Monday, January 18, 2016

Awesome Guy Update 01.17.2016

I updated Awesome Guy. The changes include a new level that I would call a BOSS level. There's no single bad guy, but it is the last level (level 11) and it is in some ways harder than all the other levels. Because not many people play the game I will describe what the level contains here. Spoiler alert.

There's no exit and no keys. What you have to do is to get each of the four 'seeds' one after the other and then deposit them in the spinning circle at the center of the level. You can tell that you've gotten one of the seeds because your character is transformed. Now it has a spinning circle around it. Yes, many spinning circles on screen at once. Now, to maneuver you must hold down the jump key while pressing the arrow keys. This will allow you to move over to the center of the screen to get rid of the seed. If you don't do anything when you are transformed you will float upward and eventually hit the top of the level. If you let this happen you will die.

The monsters can still kill you, so watch out.

There are four seeds on the boss level. If you get all four seeds into the goal at the center of the screen you can tell all your friends that you won. The game does allow you to start at any level you like, though, so you need not play all ten of the first 'normal' levels in order to get to the boss. You can go to the options menu on the Players page and simply select level 11 and you can play (and win) the boss.

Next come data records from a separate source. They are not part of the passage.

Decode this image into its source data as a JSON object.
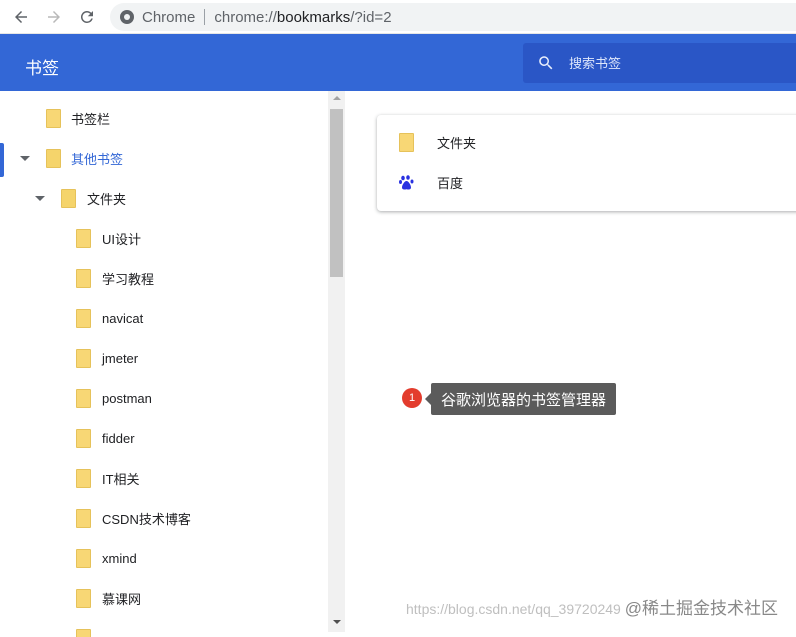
{
  "browser": {
    "omnibox_chip": "Chrome",
    "url_scheme": "chrome://",
    "url_host": "bookmarks",
    "url_path": "/?id=2"
  },
  "header": {
    "title": "书签",
    "search_placeholder": "搜索书签"
  },
  "sidebar": {
    "items": [
      {
        "label": "书签栏"
      },
      {
        "label": "其他书签"
      },
      {
        "label": "文件夹"
      },
      {
        "label": "UI设计"
      },
      {
        "label": "学习教程"
      },
      {
        "label": "navicat"
      },
      {
        "label": "jmeter"
      },
      {
        "label": "postman"
      },
      {
        "label": "fidder"
      },
      {
        "label": "IT相关"
      },
      {
        "label": "CSDN技术博客"
      },
      {
        "label": "xmind"
      },
      {
        "label": "慕课网"
      }
    ]
  },
  "main": {
    "items": [
      {
        "label": "文件夹",
        "icon": "folder-icon"
      },
      {
        "label": "百度",
        "icon": "baidu-paw-icon"
      }
    ]
  },
  "annotation": {
    "badge": "1",
    "text": "谷歌浏览器的书签管理器"
  },
  "watermark": {
    "url": "https://blog.csdn.net/qq_39720249",
    "brand": "@稀土掘金技术社区"
  },
  "colors": {
    "header": "#3367d6",
    "search": "#2a56c6",
    "selected_text": "#3367d6",
    "folder": "#f8d775",
    "badge": "#e33c2d",
    "tooltip": "#5b5b5b"
  }
}
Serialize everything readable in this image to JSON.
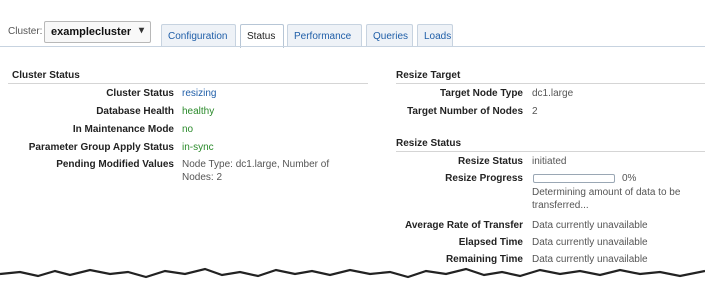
{
  "cluster": {
    "label": "Cluster:",
    "selected": "examplecluster"
  },
  "tabs": [
    {
      "label": "Configuration",
      "active": false
    },
    {
      "label": "Status",
      "active": true
    },
    {
      "label": "Performance",
      "active": false
    },
    {
      "label": "Queries",
      "active": false
    },
    {
      "label": "Loads",
      "active": false
    }
  ],
  "cluster_status": {
    "title": "Cluster Status",
    "rows": [
      {
        "label": "Cluster Status",
        "value": "resizing"
      },
      {
        "label": "Database Health",
        "value": "healthy"
      },
      {
        "label": "In Maintenance Mode",
        "value": "no"
      },
      {
        "label": "Parameter Group Apply Status",
        "value": "in-sync"
      },
      {
        "label": "Pending Modified Values",
        "value_line1": "Node Type: dc1.large, Number of",
        "value_line2": "Nodes: 2"
      }
    ]
  },
  "resize_target": {
    "title": "Resize Target",
    "rows": [
      {
        "label": "Target Node Type",
        "value": "dc1.large"
      },
      {
        "label": "Target Number of Nodes",
        "value": "2"
      }
    ]
  },
  "resize_status": {
    "title": "Resize Status",
    "status_label": "Resize Status",
    "status_value": "initiated",
    "progress_label": "Resize Progress",
    "progress_percent": 0,
    "progress_text": "0%",
    "progress_note_line1": "Determining amount of data to be",
    "progress_note_line2": "transferred...",
    "rows": [
      {
        "label": "Average Rate of Transfer",
        "value": "Data currently unavailable"
      },
      {
        "label": "Elapsed Time",
        "value": "Data currently unavailable"
      },
      {
        "label": "Remaining Time",
        "value": "Data currently unavailable"
      }
    ]
  },
  "colors": {
    "link": "#1f5ea8",
    "ok": "#2a8a2a",
    "tab_border": "#c7d3e0"
  }
}
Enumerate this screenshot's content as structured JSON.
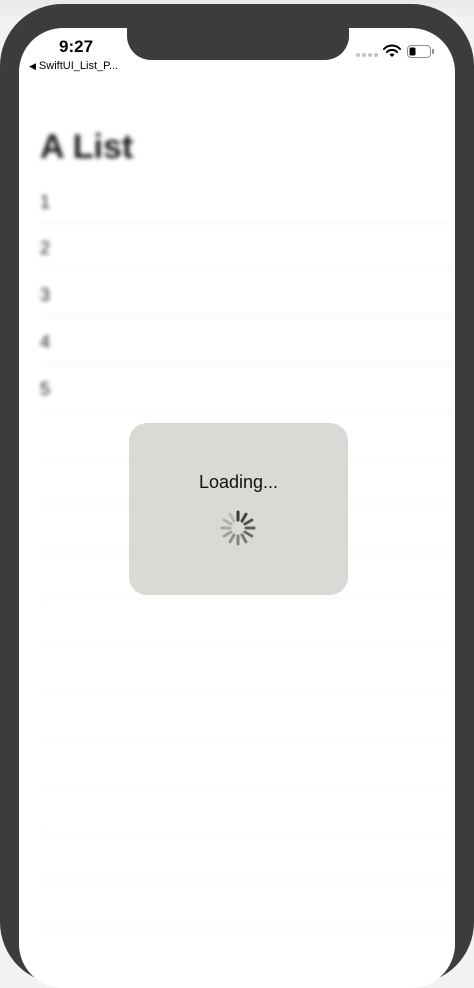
{
  "status_bar": {
    "time": "9:27",
    "back_label": "SwiftUI_List_P...",
    "back_glyph": "◀"
  },
  "list": {
    "title": "A List",
    "rows": [
      "1",
      "2",
      "3",
      "4",
      "5"
    ]
  },
  "loading": {
    "text": "Loading..."
  },
  "colors": {
    "frame": "#3c3c3c",
    "hud_background": "#d9d9d5",
    "screen": "#ffffff"
  }
}
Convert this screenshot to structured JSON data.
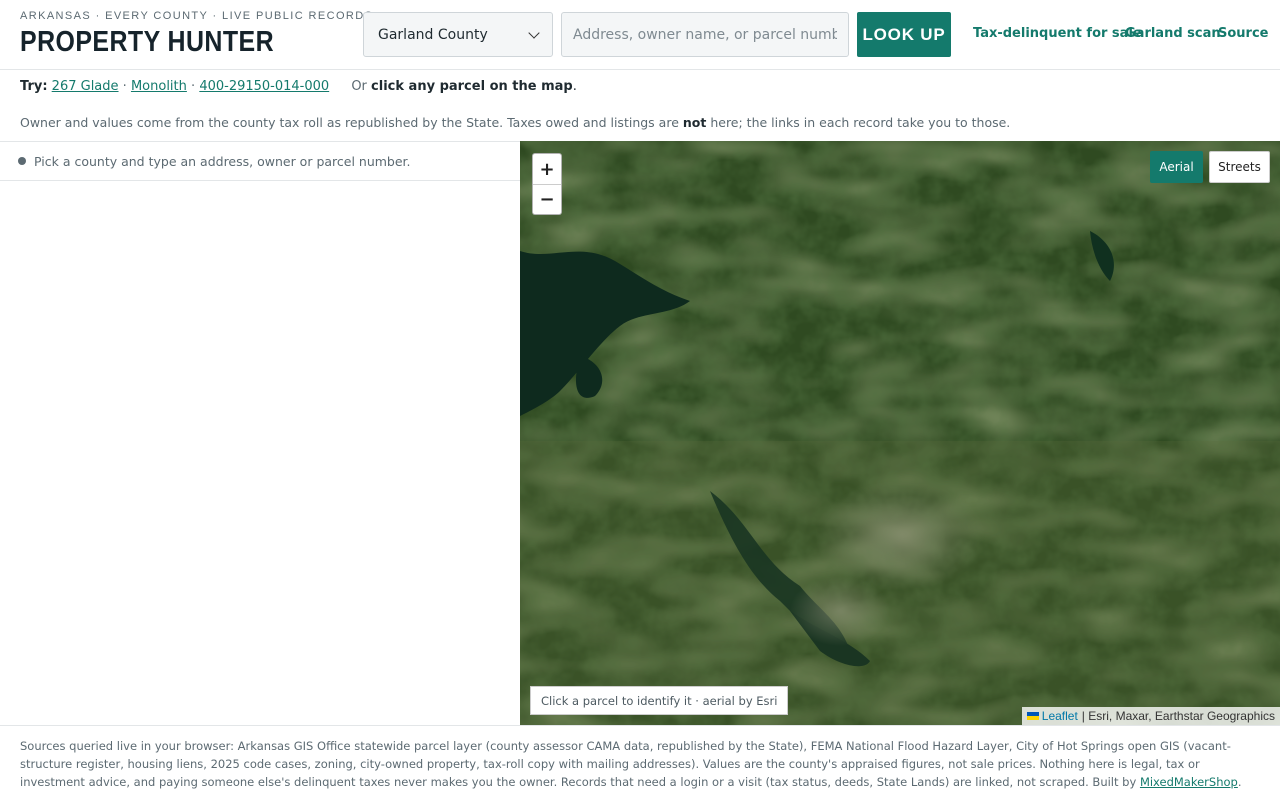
{
  "header": {
    "eyebrow": "ARKANSAS · EVERY COUNTY · LIVE PUBLIC RECORDS",
    "brand": "PROPERTY HUNTER",
    "county_select": "Garland County",
    "search_placeholder": "Address, owner name, or parcel number",
    "lookup_label": "LOOK UP",
    "links": [
      "Tax-delinquent for sale",
      "Garland scan",
      "Source"
    ]
  },
  "try": {
    "label": "Try:",
    "examples": [
      "267 Glade",
      "Monolith",
      "400-29150-014-000"
    ],
    "separator": "·",
    "or_text": "Or",
    "or_bold": "click any parcel on the map",
    "or_end": "."
  },
  "note": {
    "before": "Owner and values come from the county tax roll as republished by the State. Taxes owed and listings are",
    "bold": "not",
    "after": "here; the links in each record take you to those."
  },
  "left_panel": {
    "status": "Pick a county and type an address, owner or parcel number."
  },
  "map": {
    "zoom_in": "+",
    "zoom_out": "−",
    "layers": [
      "Aerial",
      "Streets"
    ],
    "active_layer": "Aerial",
    "hint": "Click a parcel to identify it · aerial by Esri",
    "attribution_leaflet": "Leaflet",
    "attribution_rest": "| Esri, Maxar, Earthstar Geographics"
  },
  "footer": {
    "text": "Sources queried live in your browser: Arkansas GIS Office statewide parcel layer (county assessor CAMA data, republished by the State), FEMA National Flood Hazard Layer, City of Hot Springs open GIS (vacant-structure register, housing liens, 2025 code cases, zoning, city-owned property, tax-roll copy with mailing addresses). Values are the county's appraised figures, not sale prices. Nothing here is legal, tax or investment advice, and paying someone else's delinquent taxes never makes you the owner. Records that need a login or a visit (tax status, deeds, State Lands) are linked, not scraped. Built by",
    "link": "MixedMakerShop",
    "end": "."
  },
  "colors": {
    "accent": "#147a6c",
    "map_dark": "#2c4520",
    "water": "#0e2a1e"
  }
}
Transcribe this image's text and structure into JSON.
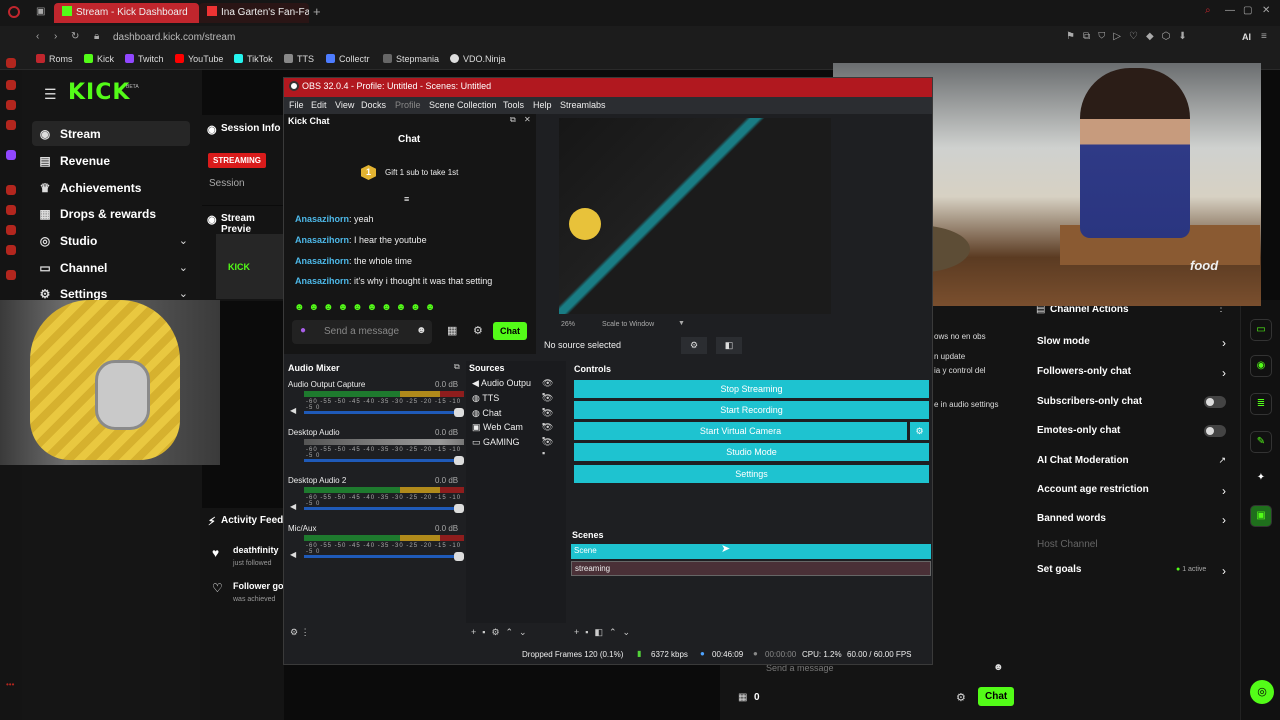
{
  "browser": {
    "tabs": [
      {
        "label": "Stream - Kick Dashboard"
      },
      {
        "label": "Ina Garten's Fan-Favor"
      }
    ],
    "url": "dashboard.kick.com/stream",
    "bookmarks": [
      "Roms",
      "Kick",
      "Twitch",
      "YouTube",
      "TikTok",
      "TTS",
      "Collectr",
      "Stepmania",
      "VDO.Ninja"
    ],
    "ai_label": "AI"
  },
  "kick": {
    "logo": "KICK",
    "beta": "BETA",
    "nav": [
      {
        "label": "Stream",
        "icon": "stream-icon"
      },
      {
        "label": "Revenue",
        "icon": "revenue-icon"
      },
      {
        "label": "Achievements",
        "icon": "trophy-icon"
      },
      {
        "label": "Drops & rewards",
        "icon": "gift-icon"
      },
      {
        "label": "Studio",
        "icon": "studio-icon"
      },
      {
        "label": "Channel",
        "icon": "channel-icon"
      },
      {
        "label": "Settings",
        "icon": "gear-icon"
      }
    ],
    "session_info": "Session Info",
    "streaming_badge": "STREAMING",
    "session_label": "Session",
    "stream_preview": "Stream Previe",
    "activity_feed": "Activity Feed",
    "activity": [
      {
        "name": "deathfinity",
        "sub": "just followed"
      },
      {
        "name": "Follower go",
        "sub": "was achieved"
      }
    ],
    "behind_text": [
      "ows no en obs",
      "n update",
      "ia y control del",
      "e in audio settings"
    ],
    "send_placeholder": "Send a message",
    "chat_button": "Chat",
    "bottom_count": "0"
  },
  "channel_actions": {
    "title": "Channel Actions",
    "items": [
      {
        "label": "Slow mode",
        "control": "chevron"
      },
      {
        "label": "Followers-only chat",
        "control": "chevron"
      },
      {
        "label": "Subscribers-only chat",
        "control": "toggle"
      },
      {
        "label": "Emotes-only chat",
        "control": "toggle"
      },
      {
        "label": "AI Chat Moderation",
        "control": "external"
      },
      {
        "label": "Account age restriction",
        "control": "chevron"
      },
      {
        "label": "Banned words",
        "control": "chevron"
      },
      {
        "label": "Host Channel",
        "control": "none"
      },
      {
        "label": "Set goals",
        "control": "chevron"
      }
    ],
    "goals_status": "1 active"
  },
  "obs": {
    "title": "OBS 32.0.4 - Profile: Untitled - Scenes: Untitled",
    "menu": [
      "File",
      "Edit",
      "View",
      "Docks",
      "Profile",
      "Scene Collection",
      "Tools",
      "Help",
      "Streamlabs"
    ],
    "kick_chat_dock": "Kick Chat",
    "chat_header": "Chat",
    "gift_text": "Gift 1 sub to take 1st",
    "gift_rank": "1",
    "messages": [
      {
        "user": "Anasazihorn",
        "text": ": yeah"
      },
      {
        "user": "Anasazihorn",
        "text": ": I hear the youtube"
      },
      {
        "user": "Anasazihorn",
        "text": ": the whole time"
      },
      {
        "user": "Anasazihorn",
        "text": ": it's why i thought it was that setting"
      }
    ],
    "send_placeholder": "Send a message",
    "chat_button": "Chat",
    "zoom": "26%",
    "scale_mode": "Scale to Window",
    "no_source": "No source selected",
    "audio_mixer": {
      "title": "Audio Mixer",
      "channels": [
        {
          "name": "Audio Output Capture",
          "db": "0.0 dB"
        },
        {
          "name": "Desktop Audio",
          "db": "0.0 dB"
        },
        {
          "name": "Desktop Audio 2",
          "db": "0.0 dB"
        },
        {
          "name": "Mic/Aux",
          "db": "0.0 dB"
        }
      ],
      "scale": "-60 -55 -50 -45 -40 -35 -30 -25 -20 -15 -10 -5 0"
    },
    "sources": {
      "title": "Sources",
      "items": [
        "Audio Outpu",
        "TTS",
        "Chat",
        "Web Cam",
        "GAMING"
      ]
    },
    "controls": {
      "title": "Controls",
      "buttons": [
        "Stop Streaming",
        "Start Recording",
        "Start Virtual Camera",
        "Studio Mode",
        "Settings"
      ]
    },
    "scenes": {
      "title": "Scenes",
      "items": [
        "Scene",
        "streaming"
      ]
    },
    "status": {
      "dropped": "Dropped Frames 120 (0.1%)",
      "bitrate": "6372 kbps",
      "stream_time": "00:46:09",
      "rec_time": "00:00:00",
      "cpu": "CPU: 1.2%",
      "fps": "60.00 / 60.00 FPS"
    }
  },
  "food_video": {
    "watermark": "food"
  }
}
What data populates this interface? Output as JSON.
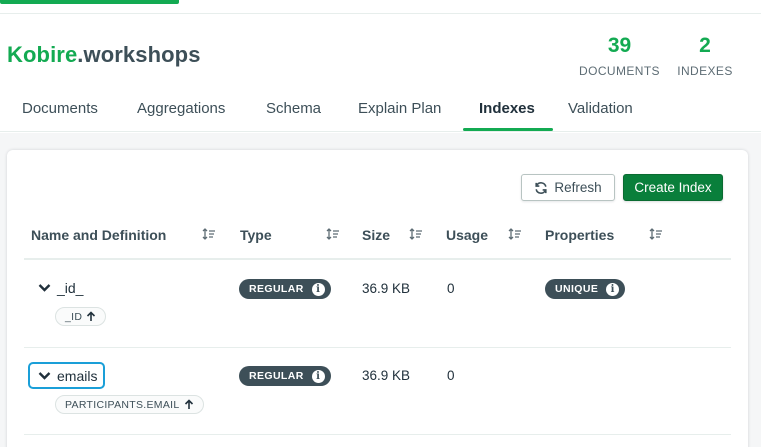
{
  "namespace": {
    "database": "Kobire",
    "collection": ".workshops"
  },
  "stats": [
    {
      "value": "39",
      "label": "DOCUMENTS"
    },
    {
      "value": "2",
      "label": "INDEXES"
    }
  ],
  "tabs": [
    {
      "label": "Documents",
      "active": false
    },
    {
      "label": "Aggregations",
      "active": false
    },
    {
      "label": "Schema",
      "active": false
    },
    {
      "label": "Explain Plan",
      "active": false
    },
    {
      "label": "Indexes",
      "active": true
    },
    {
      "label": "Validation",
      "active": false
    }
  ],
  "toolbar": {
    "refresh_label": "Refresh",
    "create_label": "Create Index"
  },
  "table": {
    "columns": [
      "Name and Definition",
      "Type",
      "Size",
      "Usage",
      "Properties"
    ],
    "rows": [
      {
        "name": "_id_",
        "key": "_ID",
        "key_direction": "ascending",
        "type": "REGULAR",
        "size": "36.9 KB",
        "usage": "0",
        "property": "UNIQUE"
      },
      {
        "name": "emails",
        "key": "PARTICIPANTS.EMAIL",
        "key_direction": "ascending",
        "type": "REGULAR",
        "size": "36.9 KB",
        "usage": "0",
        "property": ""
      }
    ]
  },
  "icons": {
    "refresh": "refresh-icon",
    "sort": "sort-icon",
    "expand": "chevron-down-icon",
    "info": "info-icon",
    "arrow": "arrow-up-icon"
  },
  "colors": {
    "brand": "#13aa52",
    "primary_button": "#097f3b",
    "badge": "#3d4f58",
    "focus": "#1a9fd8"
  }
}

There are some other changes to the game. Most important is the Google Leaderboard. The leaderboard has been part of the game since the 12.27.2015 release, but now the leaderboard has been enabled by default. When you first open the app it will ask you for an account to use for the leaderboard. You can disable this, and re-enable it later if you want, from the options menu on the Players page.

Monday, December 28, 2015

Awesome Guy Update 12.27.2015

I updated and re-released Awesome Guy. The most important change is a small one to the rules of game play. Now, when you want to exit the level and go to the next level you need the key that you find somewhere on the level. Only if you have the key is the crystal enabled. The crystal -- the marker on the screen to exit the level -- is white if you don't have the key, and blue if you do have the key.

If the level has a key, the crystal starts out white. When you get the key the level the crystal turns blue. Touching the white crystal does nothing. Touching the blue crystal takes you to the next level. If there's no key on the level, the crystal starts out blue.

There are some other changes to the app also. First off, the game now uses Google Leaderboards to keep track of scores. Also the button layout in landscape view has changed to something more intuitive.

The updated version was released December 27, 2015.